So, the original plan was to hit the 8:10pm showing of 300 with the boys, down in Columbia, but lady luck took a giant dump in my cornflakes and that show (and ONLY that show) was sold out. So, the Halls and I instead headed through some, ah, fascinating neighborhoods in Baltimore, to catch the film at the Senator. In some ways, this worked out well, as this was my first time at that venerable theater and it was quite awesome! It's rich with personality, this place, and it's pretty damn beautiful. I'm a fan of deco as it is, so the Senator and I get along quite well together. On top of that, the Senator has an old school giant screen which makes me think it might be full on 70mm and let me tell you, watching 300 at that size is remarkable.
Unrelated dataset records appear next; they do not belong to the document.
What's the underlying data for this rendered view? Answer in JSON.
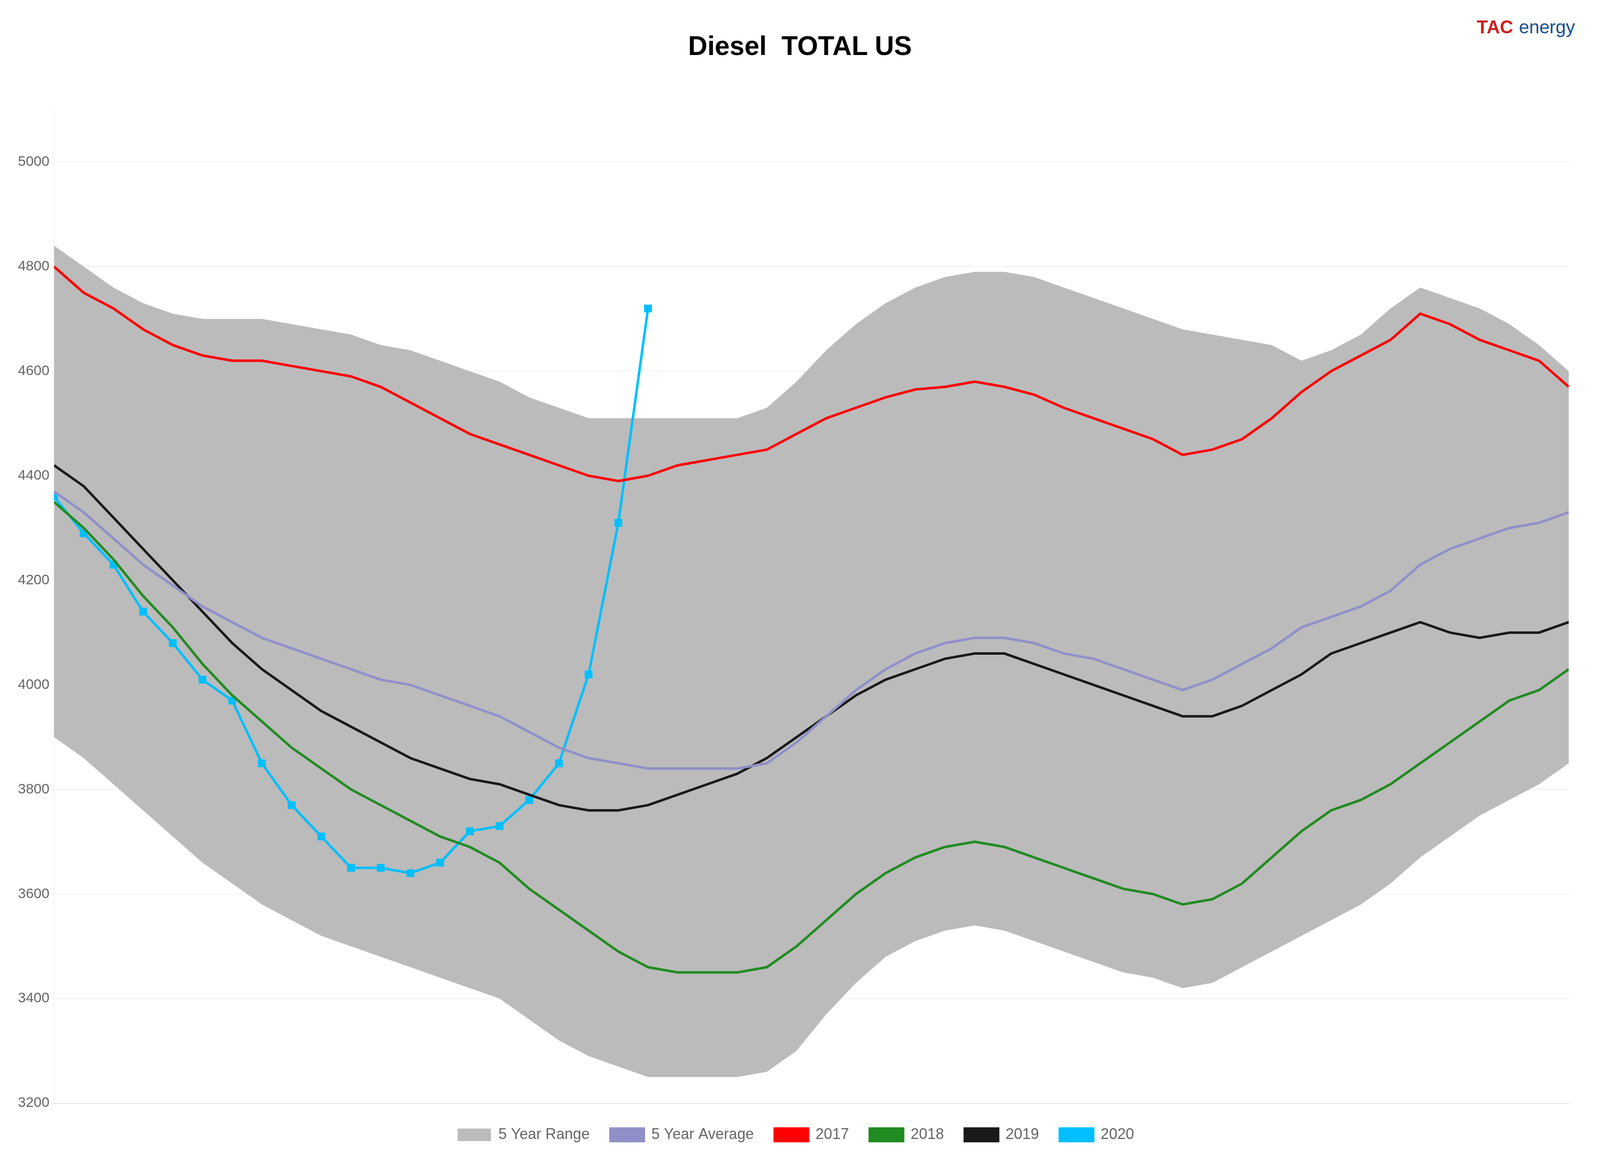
{
  "chart_data": {
    "type": "line",
    "title": "Diesel  TOTAL US",
    "annotations": [
      {
        "text": "TAC",
        "color": "#cc2222"
      },
      {
        "text": "energy",
        "color": "#1a5090"
      }
    ],
    "x": [
      1,
      2,
      3,
      4,
      5,
      6,
      7,
      8,
      9,
      10,
      11,
      12,
      13,
      14,
      15,
      16,
      17,
      18,
      19,
      20,
      21,
      22,
      23,
      24,
      25,
      26,
      27,
      28,
      29,
      30,
      31,
      32,
      33,
      34,
      35,
      36,
      37,
      38,
      39,
      40,
      41,
      42,
      43,
      44,
      45,
      46,
      47,
      48,
      49,
      50,
      51,
      52
    ],
    "xlim": [
      1,
      52
    ],
    "ylim": [
      3200,
      5100
    ],
    "yticks": [
      3200,
      3400,
      3600,
      3800,
      4000,
      4200,
      4400,
      4600,
      4800,
      5000
    ],
    "grid": true,
    "legend": "bottom",
    "tick_labels": "y",
    "series": [
      {
        "name": "5 Year Range",
        "type": "area",
        "color": "#bbbbbb",
        "lower": [
          3900,
          3860,
          3810,
          3760,
          3710,
          3660,
          3620,
          3580,
          3550,
          3520,
          3500,
          3480,
          3460,
          3440,
          3420,
          3400,
          3360,
          3320,
          3290,
          3270,
          3250,
          3250,
          3250,
          3250,
          3260,
          3300,
          3370,
          3430,
          3480,
          3510,
          3530,
          3540,
          3530,
          3510,
          3490,
          3470,
          3450,
          3440,
          3420,
          3430,
          3460,
          3490,
          3520,
          3550,
          3580,
          3620,
          3670,
          3710,
          3750,
          3780,
          3810,
          3850
        ],
        "upper": [
          4840,
          4800,
          4760,
          4730,
          4710,
          4700,
          4700,
          4700,
          4690,
          4680,
          4670,
          4650,
          4640,
          4620,
          4600,
          4580,
          4550,
          4530,
          4510,
          4510,
          4510,
          4510,
          4510,
          4510,
          4530,
          4580,
          4640,
          4690,
          4730,
          4760,
          4780,
          4790,
          4790,
          4780,
          4760,
          4740,
          4720,
          4700,
          4680,
          4670,
          4660,
          4650,
          4620,
          4640,
          4670,
          4720,
          4760,
          4740,
          4720,
          4690,
          4650,
          4600
        ]
      },
      {
        "name": "5 Year Average",
        "type": "line",
        "color": "#9090c8",
        "values": [
          4370,
          4330,
          4280,
          4230,
          4190,
          4150,
          4120,
          4090,
          4070,
          4050,
          4030,
          4010,
          4000,
          3980,
          3960,
          3940,
          3910,
          3880,
          3860,
          3850,
          3840,
          3840,
          3840,
          3840,
          3850,
          3890,
          3940,
          3990,
          4030,
          4060,
          4080,
          4090,
          4090,
          4080,
          4060,
          4050,
          4030,
          4010,
          3990,
          4010,
          4040,
          4070,
          4110,
          4130,
          4150,
          4180,
          4230,
          4260,
          4280,
          4300,
          4310,
          4330
        ]
      },
      {
        "name": "2017",
        "type": "line",
        "color": "#ff0000",
        "values": [
          4800,
          4750,
          4720,
          4680,
          4650,
          4630,
          4620,
          4620,
          4610,
          4600,
          4590,
          4570,
          4540,
          4510,
          4480,
          4460,
          4440,
          4420,
          4400,
          4390,
          4400,
          4420,
          4430,
          4440,
          4450,
          4480,
          4510,
          4530,
          4550,
          4565,
          4570,
          4580,
          4570,
          4555,
          4530,
          4510,
          4490,
          4470,
          4440,
          4450,
          4470,
          4510,
          4560,
          4600,
          4630,
          4660,
          4710,
          4690,
          4660,
          4640,
          4620,
          4570
        ]
      },
      {
        "name": "2018",
        "type": "line",
        "color": "#228B22",
        "values": [
          4350,
          4300,
          4240,
          4170,
          4110,
          4040,
          3980,
          3930,
          3880,
          3840,
          3800,
          3770,
          3740,
          3710,
          3690,
          3660,
          3610,
          3570,
          3530,
          3490,
          3460,
          3450,
          3450,
          3450,
          3460,
          3500,
          3550,
          3600,
          3640,
          3670,
          3690,
          3700,
          3690,
          3670,
          3650,
          3630,
          3610,
          3600,
          3580,
          3590,
          3620,
          3670,
          3720,
          3760,
          3780,
          3810,
          3850,
          3890,
          3930,
          3970,
          3990,
          4030
        ]
      },
      {
        "name": "2019",
        "type": "line",
        "color": "#1a1a1a",
        "values": [
          4420,
          4380,
          4320,
          4260,
          4200,
          4140,
          4080,
          4030,
          3990,
          3950,
          3920,
          3890,
          3860,
          3840,
          3820,
          3810,
          3790,
          3770,
          3760,
          3760,
          3770,
          3790,
          3810,
          3830,
          3860,
          3900,
          3940,
          3980,
          4010,
          4030,
          4050,
          4060,
          4060,
          4040,
          4020,
          4000,
          3980,
          3960,
          3940,
          3940,
          3960,
          3990,
          4020,
          4060,
          4080,
          4100,
          4120,
          4100,
          4090,
          4100,
          4100,
          4120
        ]
      },
      {
        "name": "2020",
        "type": "line",
        "color": "#00bfff",
        "marker": "square",
        "values": [
          4360,
          4290,
          4230,
          4140,
          4080,
          4010,
          3970,
          3850,
          3770,
          3710,
          3650,
          3650,
          3640,
          3660,
          3720,
          3730,
          3780,
          3850,
          4020,
          4310,
          4720,
          null,
          null,
          null,
          null,
          null,
          null,
          null,
          null,
          null,
          null,
          null,
          null,
          null,
          null,
          null,
          null,
          null,
          null,
          null,
          null,
          null,
          null,
          null,
          null,
          null,
          null,
          null,
          null,
          null,
          null,
          null
        ]
      }
    ]
  }
}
As for 300? Imagine that some laughing, demented German shoved a titanium needle into your eye and sucked out every image of every badass moment you'd ever seen. He then mixed this vitreous secretion with the blood of the heroic fallen and injected the new formula into your spine. It was that sort of over-the-top unapologetic awesome. Someone on rpg.net once said that they could make a movie that was 2 hours of some dude walking out of a fire in slow motion and rpg.net posters would be happy. 300 looks at the guy walking out of the fire and roars, "Are you some kind of PANSY?" 300 is that guy charging naked into the fire, entering a sudden moment of slow-motion, and then frozen so you can writhe decadently in the hot oil of awesomeness, before accelerating like some kind of manmeat bullet train into the consuming flames. I don't know if it's a little weird that the manliest movie of all time is simultaneously filled with lots of nearly (and sometimes actually) naked men, but hey, I'm comfortable enough with it.
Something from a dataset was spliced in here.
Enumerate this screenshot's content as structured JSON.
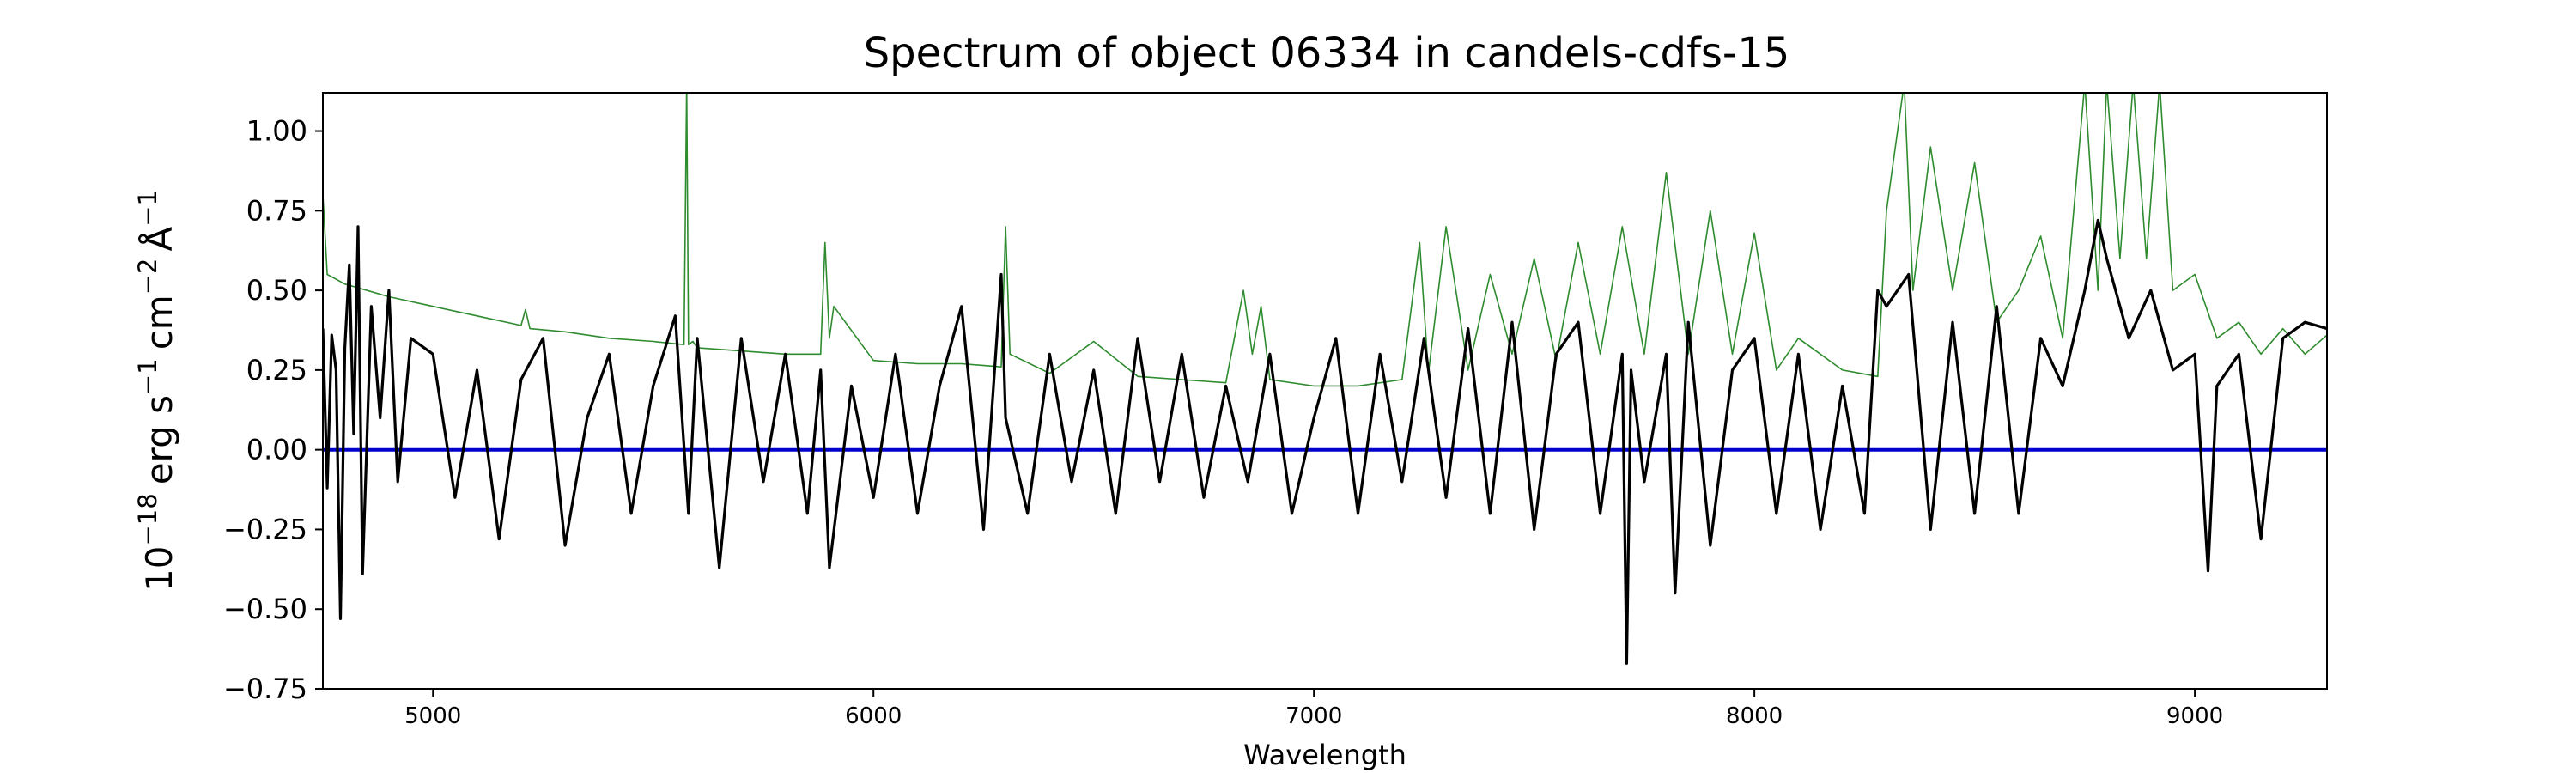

Jay, a friend of ours in Edmonton, thoughtfully made two posters to invite people to 300, and sought to cover all bases. These things were too brilliant not to share, and so I give them to you here.
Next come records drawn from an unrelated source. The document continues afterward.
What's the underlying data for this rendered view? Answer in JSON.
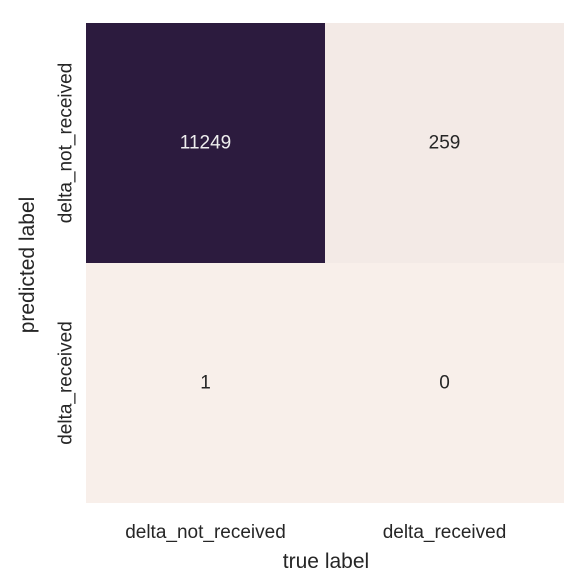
{
  "chart_data": {
    "type": "heatmap",
    "title": "",
    "xlabel": "true label",
    "ylabel": "predicted label",
    "x_categories": [
      "delta_not_received",
      "delta_received"
    ],
    "y_categories": [
      "delta_not_received",
      "delta_received"
    ],
    "values": [
      [
        11249,
        259
      ],
      [
        1,
        0
      ]
    ],
    "colors": {
      "max": "#2c1b3e",
      "min": "#f8efea",
      "text_on_dark": "#eeeeee",
      "text_on_light": "#262626"
    },
    "colorbar": false,
    "grid": false
  }
}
We ended our evening by heading over to the
Paper Moon Diner for a much needed dinner. None of us had really had much to eat and, though the adrenaline from the AWESOMENESS INJECTION we had had before (see above) was tiding us over, we knew we were going to crash. Talk of crashing and chemical help had led one of us to a hazy memory of some magical diner. GPS turned the soft-focus memory into hard reality and we were off. Much to my surprise, we discovered that the Paper Moon was like the demented, cheerful, adorable love child of Tim Burton and Roal Dahl. Toys and dolls and action figures festoon the walls and ceiling in really fascinatingly bizarre ways, while mannequins are arranged in disturbing little set pieces. The food was diner food - nothing extraordinary, no complaints. The service was fun, and they do this hippy commie pinko tipping thing where they only staff the place with 5 servers or so and they all serve all tables, grabbing things for people when it's needed. As a result, they all share all the tips. I really dug that system, actually. Anyway, the diner caters to the Hopkins crowd and is 24/7 and is going to get more than a few return visits from me, let me tell you. Oh! And it looks like the same people who own the Paper Moon own Ixia, too. That'd explain their slavish devotion to theme and aesthetic.